Who’s liable — employee, agency, or company?
The company is liable first
Toward third parties, the company is generally liable — not the individual employee. The company operates the social media channel and is therefore responsible for the content published there.
Employees can be held liable internally
Internally, the company can seek damages if an employee acted with gross negligence or intent. In cases of minor negligence, employees generally are not liable.
Agencies are liable according to the contract
If an external agency caused the mistake, liability depends on the service contract. Without clear contractual rules, it’s difficult to seek recourse from the agency. The same applies here: If you have no processes, you have no arguments when a dispute arises.
How processes reduce liability
Approval workflow: The first line of defense
A documented approval workflow prevents faulty content from being published in the first place. The four-eyes principle is the core: At least two people must review and approve a piece of content before it goes live.
The workflow also helps in the event of damage: If it’s documented that a post was reviewed multiple times, your position in legal disputes is significantly stronger.
Audit trail: The second line of defense
Who created the post? Who approved it? Who published it? This information is indispensable for internal review, potential legal disputes, and compliance audits. Without an audit trail: no answers.
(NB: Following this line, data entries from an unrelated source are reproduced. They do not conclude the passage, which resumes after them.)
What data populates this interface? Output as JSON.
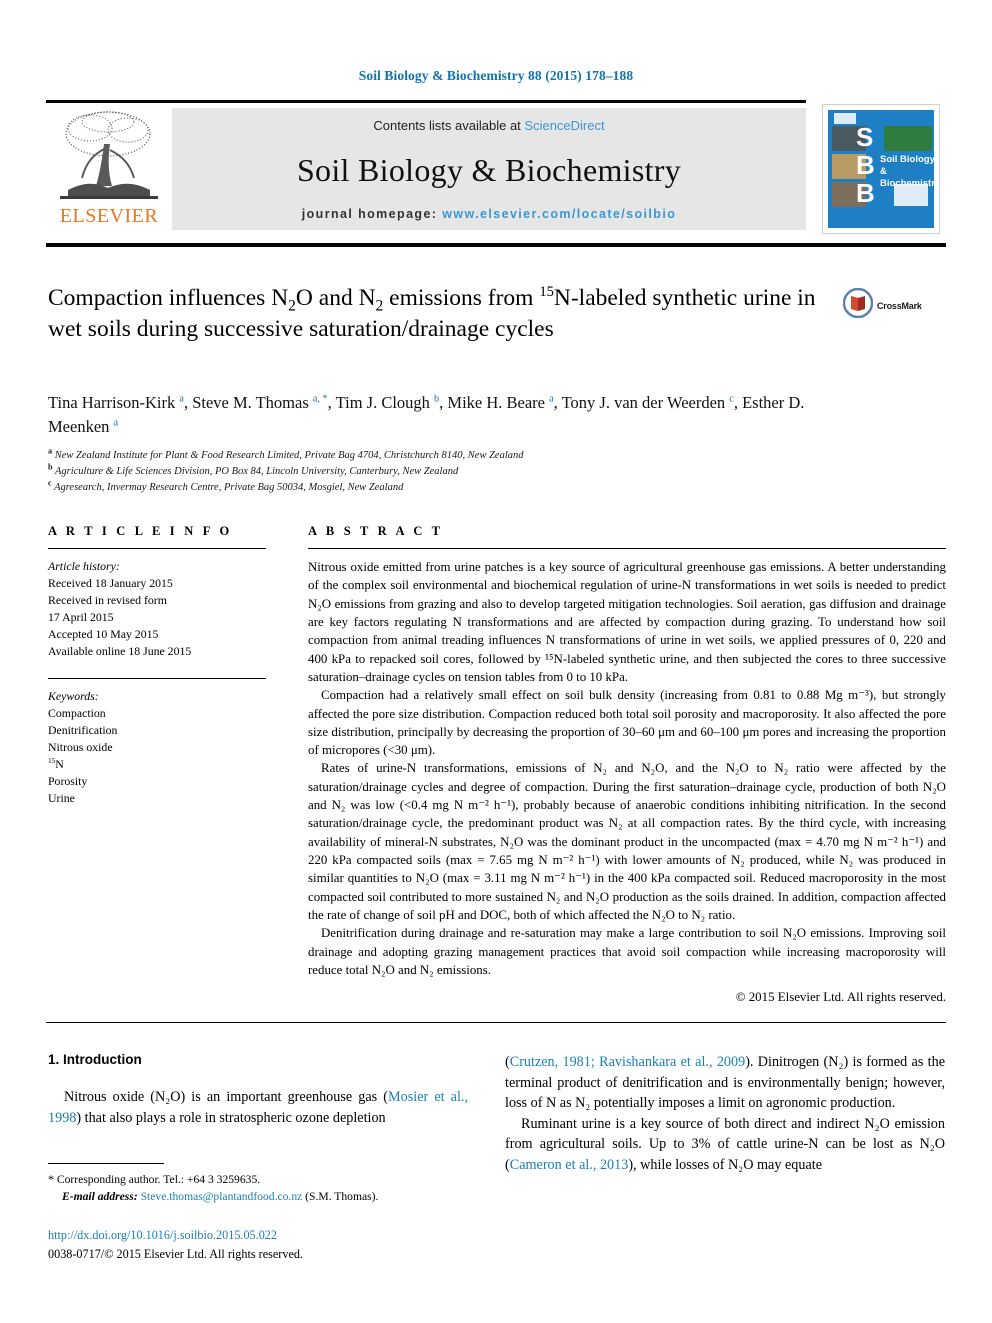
{
  "running_head": "Soil Biology & Biochemistry 88 (2015) 178–188",
  "masthead": {
    "contents_prefix": "Contents lists available at ",
    "sciencedirect": "ScienceDirect",
    "journal_name": "Soil Biology & Biochemistry",
    "homepage_label": "journal homepage: ",
    "homepage_url": "www.elsevier.com/locate/soilbio",
    "publisher": "ELSEVIER",
    "publisher_color": "#e87722",
    "link_color": "#3a97d3",
    "band_color": "#e6e6e6"
  },
  "cover": {
    "letters": [
      "S",
      "B",
      "B"
    ],
    "title_line1": "Soil Biology &",
    "title_line2": "Biochemistry",
    "background": "#1f7fc4"
  },
  "crossmark": {
    "label": "CrossMark"
  },
  "title": {
    "part1": "Compaction influences N",
    "sub1": "2",
    "part2": "O and N",
    "sub2": "2",
    "part3": " emissions from ",
    "sup1": "15",
    "part4": "N-labeled synthetic urine in wet soils during successive saturation/drainage cycles"
  },
  "authors": [
    {
      "name": "Tina Harrison-Kirk",
      "marks": "a",
      "sep": ", "
    },
    {
      "name": "Steve M. Thomas",
      "marks": "a, *",
      "sep": ", "
    },
    {
      "name": "Tim J. Clough",
      "marks": "b",
      "sep": ", "
    },
    {
      "name": "Mike H. Beare",
      "marks": "a",
      "sep": ", "
    },
    {
      "name": "Tony J. van der Weerden",
      "marks": "c",
      "sep": ", "
    },
    {
      "name": "Esther D. Meenken",
      "marks": "a",
      "sep": ""
    }
  ],
  "affiliations": [
    {
      "mark": "a",
      "text": "New Zealand Institute for Plant & Food Research Limited, Private Bag 4704, Christchurch 8140, New Zealand"
    },
    {
      "mark": "b",
      "text": "Agriculture & Life Sciences Division, PO Box 84, Lincoln University, Canterbury, New Zealand"
    },
    {
      "mark": "c",
      "text": "Agresearch, Invermay Research Centre, Private Bag 50034, Mosgiel, New Zealand"
    }
  ],
  "article_info": {
    "heading": "A R T I C L E   I N F O",
    "history_label": "Article history:",
    "history": [
      "Received 18 January 2015",
      "Received in revised form",
      "17 April 2015",
      "Accepted 10 May 2015",
      "Available online 18 June 2015"
    ],
    "keywords_label": "Keywords:",
    "keywords": [
      "Compaction",
      "Denitrification",
      "Nitrous oxide",
      "15N",
      "Porosity",
      "Urine"
    ]
  },
  "abstract": {
    "heading": "A B S T R A C T",
    "paragraphs": [
      "Nitrous oxide emitted from urine patches is a key source of agricultural greenhouse gas emissions. A better understanding of the complex soil environmental and biochemical regulation of urine-N transformations in wet soils is needed to predict N₂O emissions from grazing and also to develop targeted mitigation technologies. Soil aeration, gas diffusion and drainage are key factors regulating N transformations and are affected by compaction during grazing. To understand how soil compaction from animal treading influences N transformations of urine in wet soils, we applied pressures of 0, 220 and 400 kPa to repacked soil cores, followed by ¹⁵N-labeled synthetic urine, and then subjected the cores to three successive saturation–drainage cycles on tension tables from 0 to 10 kPa.",
      "Compaction had a relatively small effect on soil bulk density (increasing from 0.81 to 0.88 Mg m⁻³), but strongly affected the pore size distribution. Compaction reduced both total soil porosity and macroporosity. It also affected the pore size distribution, principally by decreasing the proportion of 30–60 μm and 60–100 μm pores and increasing the proportion of micropores (<30 μm).",
      "Rates of urine-N transformations, emissions of N₂ and N₂O, and the N₂O to N₂ ratio were affected by the saturation/drainage cycles and degree of compaction. During the first saturation–drainage cycle, production of both N₂O and N₂ was low (<0.4 mg N m⁻² h⁻¹), probably because of anaerobic conditions inhibiting nitrification. In the second saturation/drainage cycle, the predominant product was N₂ at all compaction rates. By the third cycle, with increasing availability of mineral-N substrates, N₂O was the dominant product in the uncompacted (max = 4.70 mg N m⁻² h⁻¹) and 220 kPa compacted soils (max = 7.65 mg N m⁻² h⁻¹) with lower amounts of N₂ produced, while N₂ was produced in similar quantities to N₂O (max = 3.11 mg N m⁻² h⁻¹) in the 400 kPa compacted soil. Reduced macroporosity in the most compacted soil contributed to more sustained N₂ and N₂O production as the soils drained. In addition, compaction affected the rate of change of soil pH and DOC, both of which affected the N₂O to N₂ ratio.",
      "Denitrification during drainage and re-saturation may make a large contribution to soil N₂O emissions. Improving soil drainage and adopting grazing management practices that avoid soil compaction while increasing macroporosity will reduce total N₂O and N₂ emissions."
    ],
    "copyright": "© 2015 Elsevier Ltd. All rights reserved."
  },
  "introduction": {
    "heading": "1. Introduction",
    "left_paragraph_pre": "Nitrous oxide (N₂O) is an important greenhouse gas (",
    "left_cite1": "Mosier et al., 1998",
    "left_paragraph_post": ") that also plays a role in stratospheric ozone depletion",
    "right_p1_pre": "(",
    "right_cite1": "Crutzen, 1981; Ravishankara et al., 2009",
    "right_p1_post": "). Dinitrogen (N₂) is formed as the terminal product of denitrification and is environmentally benign; however, loss of N as N₂ potentially imposes a limit on agronomic production.",
    "right_p2_pre": "Ruminant urine is a key source of both direct and indirect N₂O emission from agricultural soils. Up to 3% of cattle urine-N can be lost as N₂O (",
    "right_cite2": "Cameron et al., 2013",
    "right_p2_post": "), while losses of N₂O may equate"
  },
  "footnote": {
    "star": "*",
    "corresponding": " Corresponding author. Tel.: +64 3 3259635.",
    "email_label": "E-mail address:",
    "email": "Steve.thomas@plantandfood.co.nz",
    "email_suffix": " (S.M. Thomas)."
  },
  "footer": {
    "doi": "http://dx.doi.org/10.1016/j.soilbio.2015.05.022",
    "issn": "0038-0717/© 2015 Elsevier Ltd. All rights reserved."
  }
}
With an audit trail: facts, timestamps, evidence.
Access rights: The third line of defense
If only authorized people can publish posts — and the tool enforces this technically — the risk of an unauthorized post is structurally eliminated.
What to do if it happens
1. Delete the post immediately — but take a screenshot first for internal documentation.
2. Clarify internally: How did it happen? Who was involved?
3. Get a legal assessment: Should you expect a warning letter or a fine?
4. Prepare communications: If a public response is necessary, who communicates what?
5. Improve the process: What made the mistake possible? What will change?
6. Document everything: Record the entire incident and all measures taken.
Compliance as liability protection: The preventive approach
The best response to a wrong post is to prevent it. That sounds banal — but it describes exactly what social media compliance does: preventive protection through processes, access rights, and documented approvals.
Companies that have structured approval processes, maintain a complete audit trail, and control access rights are in a much better position if something goes wrong — both for limiting damage and for legal defense.
Luceena technically enforces the four-eyes principle, documents every step in the audit trail, and ensures that only authorized people can publish — compliance as built-in protection.
Conclusion
A wrong post can be expensive. But it’s rarely a random accident — it’s usually the result of missing processes: no approval workflow, no access concept, no four-eyes principle. The solution is preventive. And it starts long before the first post.